We bring our hands together, thumbs touching the planes of our chest and chant ‘om’ three times. Our voices mingle, touch, brush against one another, vibrate together. My throat is open, connected to my heart, allowing sound to flow from it into the space with no blockages.

‘Now’ says Eka ‘bring your hands up to your forehead and say to yourself’ you are ready to continue this practice of moving meditation, synchronizing your body, your breath and your mind, and above all sending nothing but love and kindness to your body and to your brothers and sisters in this room’

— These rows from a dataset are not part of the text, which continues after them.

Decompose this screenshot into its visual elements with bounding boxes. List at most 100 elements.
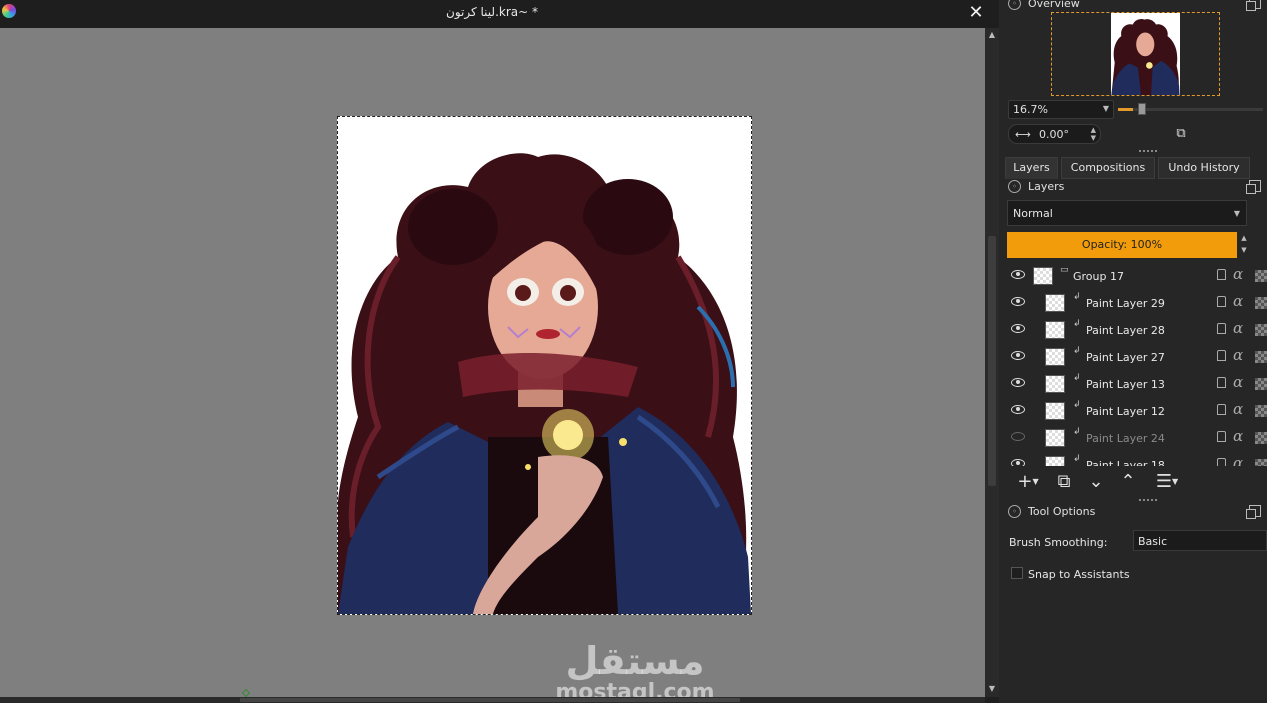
layer-lock-icon[interactable] [1217,269,1226,280]
visibility-eye-icon[interactable] [1011,432,1025,441]
overview-viewport[interactable] [1051,12,1220,96]
vertical-scroll-thumb[interactable] [988,236,996,486]
tab-compositions[interactable]: Compositions [1061,157,1155,179]
resize-grip[interactable] [1139,150,1157,153]
alpha-lock-icon[interactable]: α [1233,400,1243,418]
dock-lock-icon[interactable]: ◦ [1008,180,1021,193]
layer-lock-icon[interactable] [1217,458,1226,466]
alpha-lock-icon[interactable]: α [1233,454,1243,466]
layer-name: Paint Layer 18 [1086,459,1165,466]
visibility-eye-icon[interactable] [1011,324,1025,333]
assistant-marker-icon[interactable] [241,688,251,698]
snap-to-assistants-checkbox[interactable] [1011,567,1023,579]
canvas-area[interactable]: مستقل mostaql.com [0,28,985,703]
alpha-lock-icon[interactable]: α [1233,292,1243,310]
opacity-spin-arrows-icon[interactable]: ▲ ▼ [1238,232,1250,258]
vertical-scrollbar[interactable]: ▲ ▼ [985,28,999,697]
float-panel-icon[interactable] [1246,505,1261,519]
layers-header: ◦ Layers [1005,178,1267,196]
horizontal-scroll-thumb[interactable] [240,698,740,702]
chevron-down-icon: ⌄ [1088,471,1104,492]
rotate-icon: ⟷ [1015,128,1031,141]
watermark-arabic: مستقل [565,639,705,683]
layer-thumbnail [1045,402,1065,420]
layer-lock-icon[interactable] [1217,431,1226,442]
inherit-alpha-icon[interactable] [1255,432,1267,444]
visibility-eye-icon[interactable] [1011,297,1025,306]
layer-thumbnail [1045,348,1065,366]
tool-options-title: Tool Options [1028,505,1096,518]
move-layer-down-button[interactable]: ⌄ [1085,471,1107,493]
layer-row[interactable]: ↲ Paint Layer 27 α [1005,344,1267,371]
inherit-alpha-icon[interactable] [1255,378,1267,390]
layer-row[interactable]: ↲ Paint Layer 29 α [1005,290,1267,317]
horizontal-scrollbar[interactable] [0,697,985,703]
opacity-slider[interactable]: Opacity: 100% [1007,232,1237,258]
layer-list[interactable]: ▭ Group 17 α ↲ Paint Layer 29 α ↲ Paint Layer 2… [1005,263,1267,466]
tab-layers[interactable]: Layers [1005,157,1058,179]
visibility-eye-icon[interactable] [1011,378,1025,387]
layer-row[interactable]: ↲ Paint Layer 24 α [1005,425,1267,452]
zoom-field[interactable]: 16.7% ▼ [1008,100,1114,119]
duplicate-layer-button[interactable]: ⧉ [1053,471,1075,493]
layer-row[interactable]: ↲ Paint Layer 13 α [1005,371,1267,398]
layer-row[interactable]: ↲ Paint Layer 12 α [1005,398,1267,425]
close-document-button[interactable]: ✕ [966,3,986,23]
alpha-lock-icon[interactable]: α [1233,265,1243,283]
inherit-alpha-icon[interactable] [1255,297,1267,309]
zoom-slider[interactable] [1118,103,1263,115]
inherit-alpha-icon[interactable] [1255,459,1267,466]
inherit-alpha-icon[interactable] [1255,405,1267,417]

Later, having examined the state of my cellulite whilst finding my drishte in downward dog, having sweated through what Eka calls the Viagra pose, having twisted and balanced, fallen once and recovered myself in mountain pose, having come to a point of energized stillness and inner calm, and sipping a ‘tangy tamarind cooler’ in the café that drips with bee-filled orchids, I think about performance preparation. I think about us musicians back stage running up and down our instruments in panic, competing with the person to our left who is playing the Tchaikowsky concerto at double speed, or to our right who is doing the Guinness book of Records amount of staccatos in one up-bow staccato. Of the energy coursing through the hands of the girl opposite in anticipation of giving, and the gleeful mockery we make of her in our minds for having stage fright. Of the fact that our mind is already on stage, or, even better, in the bar afterwards. Of the pride or the shame or the fear we have in anticipation of OUR performance (the one we made ourselves with our talent and fingers and brains.). And I think that we musicians have a great deal yet to learn.